Delete your iCloud account
Next, make sure you delete your iCloud account from your Mac, along with all the content that’s linked to that account:
- Open your ‘System preferences…’ and select ‘iCloud.’
- Click the ‘Sign out’ button.
- At this point you’ll be presented with a list of all the apps that are associated with your iCloud account. Deselect all these apps, then click ‘Continue.’
- Your Mac will keep prompting you to keep a copy of all the data and content associated with each app – click ‘Delete from Mac’ each time to make sure nothing is left behind. Note, none of this content will be deleted from the cloud, and you’ll still be able to access it at any time, by logging into your iCloud account.
Sign out of Messages
If you’ve been using the Messages app, then make sure you sign out of it.
Launch the Messages app, then select ‘Messages > Preferences.’ Select the ‘Accounts’ tab, then select your account from the left-hand menu, followed by ‘Sign Out.’

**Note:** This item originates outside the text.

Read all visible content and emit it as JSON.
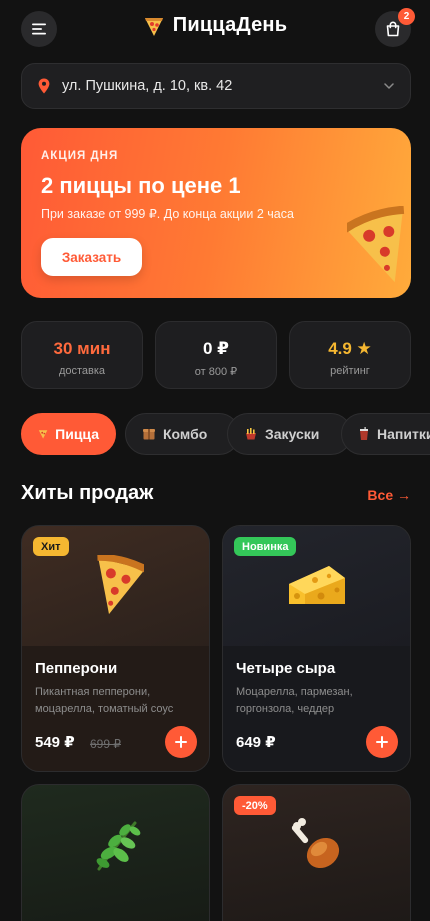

…..and sign out of everything else!
Make sure you sign out of all the other apps and programs you’ve installed, particularly anything that has a license associated with it. Although we’ll be wiping the hard drive in the next step, it’s always better to be safe than sorry!
Erase and reinstall macOS
Once you’re confident that you’ve backed up all your important data and content, and you’ve signed out of everything that might connect you to your old Mac, the final step is wiping your hard drive and installing a fresh copy of macOS. Note, this step will permanently erase everything on your hard drive, so you’ll lose access to anything that you haven’t backed up.
Before you begin, make sure you Mac is connected to the Internet, as you’ll need an active Internet connection in order to download a fresh copy of the operating system. You should also make sure your Mac is connected to a power source, because the last thing you want is to run out of juice halfway through wiping your hard drive, or reinstalling macOS.
To wipe your hard drive:
- Boot into Recovery Mode by restarting your Mac while holding down the ‘Command’ and ‘R’ keys. Release these keys when you see the Apple logo.
- Once you’re in Recovery Mode, select ‘Disk Utility,’ followed by ‘Continue.’
- Select your startup disk.
- Select the ‘Erase’ tab.
- Select ‘Mac OS Extended (Journaled)’ from the dropdown menu.
- Select ‘Erase.’
- After this process is complete, select ‘Disk Utility’ from the menu bar, followed by ‘Quit Disk Utility.’
After reformatting your hard drive, you’re ready to install a clean copy of the operating system. Select ‘Reinstall macOS’ from the ‘macOS Utilities’ window, then click ‘Continue’ and follow the onscreen instructions to download and install a blank copy of macOS.
Once the installation is complete, your Mac will launch into the Setup Assistant. If you’re passing your Mac along to a new user, then you should leave the setup process for them to complete, so press the ‘Command’ and ‘Q’ keys to shut down your Mac.
Clean your Mac
At this point you may be wondering: but haven’t I already cleaned my Mac?
After completing all these steps, the interior of your Mac will be clean, but what about the exterior? Computers get dirty, especially the keyboard, and most of us don’t clean our computers as often as we should.
Whether you’re selling or gifting your Mac to a new owner, no one is going to appreciate being handed a grubby computer, so consider this your reminder to spend a bit of time making sure the exterior of your Mac is every bit as clean as your newly-wiped hard drive.